Gun rights supporters applauded Tuesday's ruling in Fresno County Superior Court, saying the law would have created uncertainty by forcing local sheriffs and firearms shops to decide for themselves what caliber of bullets were covered under the regulations.
The statute also would have compelled customers to buy their handgun ammunition in face-to-face transactions, which they said would not have prevented a tragedy like the Jan. 8 shooting rampage in Arizona that killed six people and wounded 13 others, including U.S. Rep. Gabrielle Giffords.
Authorities said shooting suspect Jared Loughner legally purchased 9 mm ammunition the morning he opened fire at Giffords' district meet-and -greet outside a supermarket on the northern outskirts of Tucson.
Parts of the law may still be implemented, and California's newly elected attorney general Kamala Harris is considering an appeal, spokesman Jim Finefrock said Wednesday.
"This was just going to cost police and shell ammunition sellers money. It really wasn't going to stop violent crime or criminals from getting ammunition," said attorney Chuck Michel, who brought the case on behalf of the California Rifle and Pistol Association Foundation with partial funding from the National Rifle Association. "All this was going to do was impose a tremendous and expensive burden on law enforcement."
Democratic Senator Kevin De Leon introduced AB 962 in 2009 as an attempt to keep handgun ammo out of the hands of criminals, drug abusers or the mentally ill, and it was signed into law that same year.
Fresno County Superior Court Judge Jeffrey Hamilton's oral ruling covers key sections of that law that rely on a state code defining handgun ammunition as "principally for use in pistols, revolvers, and other firearms capable of being concealed," a definition he said was so vaguely written it was unconstitutional.
The judge's decision blocks the creation of a licensing and registration system governing ammunition sales, and prevents gunshops from taking buyers' fingerprints, elements of the law that were set to go into effect on Feb. 1.
Regulations in some California cities limiting ammo sales, including in Sacramento and Los Angeles, will not be affected.
"Ammunition is the fuel that feeds violence. This is deplorable, especially in light of what just took place in Tucson," said De Leon, of Los Angeles. "I'm very disapointed that this judge would, with very little analysis, discard an important statute that is a valuable law enorcement tool just to save ammunition purchasers from a minor inconvenience."

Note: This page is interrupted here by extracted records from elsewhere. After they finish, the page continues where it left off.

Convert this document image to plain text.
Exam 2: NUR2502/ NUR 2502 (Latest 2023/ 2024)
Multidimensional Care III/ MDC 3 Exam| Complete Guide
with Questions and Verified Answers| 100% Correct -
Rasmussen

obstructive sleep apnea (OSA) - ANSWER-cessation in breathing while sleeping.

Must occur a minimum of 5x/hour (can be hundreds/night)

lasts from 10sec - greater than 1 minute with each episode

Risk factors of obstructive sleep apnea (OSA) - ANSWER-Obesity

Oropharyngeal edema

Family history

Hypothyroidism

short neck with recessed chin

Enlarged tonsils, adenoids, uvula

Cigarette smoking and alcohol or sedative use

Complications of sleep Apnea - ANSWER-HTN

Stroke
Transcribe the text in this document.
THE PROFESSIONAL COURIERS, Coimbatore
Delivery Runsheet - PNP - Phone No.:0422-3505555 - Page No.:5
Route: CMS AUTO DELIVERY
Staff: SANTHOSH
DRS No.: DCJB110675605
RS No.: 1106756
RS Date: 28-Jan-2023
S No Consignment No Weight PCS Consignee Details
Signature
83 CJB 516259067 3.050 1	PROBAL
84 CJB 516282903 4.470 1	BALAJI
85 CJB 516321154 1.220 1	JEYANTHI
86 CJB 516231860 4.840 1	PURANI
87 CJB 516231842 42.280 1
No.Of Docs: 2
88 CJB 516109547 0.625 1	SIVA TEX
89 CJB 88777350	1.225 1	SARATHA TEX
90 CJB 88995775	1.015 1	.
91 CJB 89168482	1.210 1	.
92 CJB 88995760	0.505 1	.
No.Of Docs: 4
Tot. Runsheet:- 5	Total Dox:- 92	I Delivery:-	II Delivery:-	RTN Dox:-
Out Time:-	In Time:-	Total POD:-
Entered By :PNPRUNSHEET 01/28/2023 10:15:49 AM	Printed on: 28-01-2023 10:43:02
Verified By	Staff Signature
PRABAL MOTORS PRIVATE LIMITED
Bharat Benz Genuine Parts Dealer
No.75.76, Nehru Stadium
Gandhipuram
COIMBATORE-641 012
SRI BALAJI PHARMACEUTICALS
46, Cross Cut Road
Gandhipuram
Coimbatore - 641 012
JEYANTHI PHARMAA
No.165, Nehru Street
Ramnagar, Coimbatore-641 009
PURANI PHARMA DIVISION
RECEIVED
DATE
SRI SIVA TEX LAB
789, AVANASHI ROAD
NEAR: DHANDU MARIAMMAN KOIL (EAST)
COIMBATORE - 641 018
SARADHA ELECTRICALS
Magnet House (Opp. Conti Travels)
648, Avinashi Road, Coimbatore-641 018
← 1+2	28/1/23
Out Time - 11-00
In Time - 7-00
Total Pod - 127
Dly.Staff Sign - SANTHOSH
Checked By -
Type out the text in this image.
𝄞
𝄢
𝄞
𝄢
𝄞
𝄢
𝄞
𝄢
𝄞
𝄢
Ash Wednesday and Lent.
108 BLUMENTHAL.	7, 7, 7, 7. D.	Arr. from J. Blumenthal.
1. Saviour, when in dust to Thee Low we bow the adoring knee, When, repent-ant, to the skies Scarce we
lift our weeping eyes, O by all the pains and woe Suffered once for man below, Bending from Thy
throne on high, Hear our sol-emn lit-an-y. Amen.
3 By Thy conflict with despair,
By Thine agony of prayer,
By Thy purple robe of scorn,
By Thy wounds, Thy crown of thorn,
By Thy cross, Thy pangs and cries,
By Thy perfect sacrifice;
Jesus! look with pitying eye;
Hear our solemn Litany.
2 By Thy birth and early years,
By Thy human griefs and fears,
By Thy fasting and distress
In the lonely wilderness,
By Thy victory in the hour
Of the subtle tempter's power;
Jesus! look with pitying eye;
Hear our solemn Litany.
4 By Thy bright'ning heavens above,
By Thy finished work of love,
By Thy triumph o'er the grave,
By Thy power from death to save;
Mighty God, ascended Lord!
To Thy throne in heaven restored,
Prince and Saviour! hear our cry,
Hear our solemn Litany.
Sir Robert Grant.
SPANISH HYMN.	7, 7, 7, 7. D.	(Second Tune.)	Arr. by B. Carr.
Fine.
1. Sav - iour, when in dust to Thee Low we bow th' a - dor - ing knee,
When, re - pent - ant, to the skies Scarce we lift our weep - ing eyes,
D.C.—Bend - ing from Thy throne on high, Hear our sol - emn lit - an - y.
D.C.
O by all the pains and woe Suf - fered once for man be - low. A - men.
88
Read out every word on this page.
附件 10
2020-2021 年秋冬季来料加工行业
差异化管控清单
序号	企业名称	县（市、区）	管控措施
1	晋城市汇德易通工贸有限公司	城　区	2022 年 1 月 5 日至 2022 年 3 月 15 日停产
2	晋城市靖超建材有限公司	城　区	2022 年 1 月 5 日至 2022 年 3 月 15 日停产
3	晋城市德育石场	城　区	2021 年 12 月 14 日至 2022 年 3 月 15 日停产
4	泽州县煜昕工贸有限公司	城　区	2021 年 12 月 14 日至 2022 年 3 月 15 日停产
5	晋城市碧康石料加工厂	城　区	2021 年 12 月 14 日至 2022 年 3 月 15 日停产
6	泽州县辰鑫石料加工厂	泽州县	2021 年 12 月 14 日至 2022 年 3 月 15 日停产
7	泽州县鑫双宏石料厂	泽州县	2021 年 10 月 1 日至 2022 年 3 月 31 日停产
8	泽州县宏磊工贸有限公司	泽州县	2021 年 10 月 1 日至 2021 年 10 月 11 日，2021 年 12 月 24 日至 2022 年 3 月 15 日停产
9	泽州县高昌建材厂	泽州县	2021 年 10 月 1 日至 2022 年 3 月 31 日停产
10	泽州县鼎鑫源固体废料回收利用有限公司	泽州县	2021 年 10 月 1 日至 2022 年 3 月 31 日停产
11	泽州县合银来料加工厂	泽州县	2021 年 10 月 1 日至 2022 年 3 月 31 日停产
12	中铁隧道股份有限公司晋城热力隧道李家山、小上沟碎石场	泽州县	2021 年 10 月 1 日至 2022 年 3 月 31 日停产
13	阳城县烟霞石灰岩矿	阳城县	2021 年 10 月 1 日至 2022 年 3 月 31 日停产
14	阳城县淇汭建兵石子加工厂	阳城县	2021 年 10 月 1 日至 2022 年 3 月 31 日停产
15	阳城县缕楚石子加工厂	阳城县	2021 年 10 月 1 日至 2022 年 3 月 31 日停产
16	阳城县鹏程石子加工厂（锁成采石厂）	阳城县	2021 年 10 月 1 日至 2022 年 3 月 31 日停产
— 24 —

A spokesman for Gov. Jerry Brown did not immediately comment on the ruling.
The Bureau of Alcohol, Tobacco, Firearms and Explosives does not regulate the sale of ammunition nationwide, and could not confirm whether California was the only state with such specific laws restricting the sale of handgun ammunition.
Barry Bauer, the owner of a popular sporting goods store in Fresno, said the law would have kept his staff busy filling out paperwork about whether bullets were intended for deer hunting or target practice, rather than serving his customers.
Bauer, who sells about 10,000 boxes of ammunition a year to the thousands of hunters who travel to central California for dove, deer and duck seasons, said he doesn't keep records differentiating whether the ammunition he sells is used in long guns or handguns.
"Good old California was just a little too energetic and liberal in thinking that this would have made a difference in catching criminals," said Bauer, a co-plaintiff. "It's great that the judge saw that the law was defective and threw it out."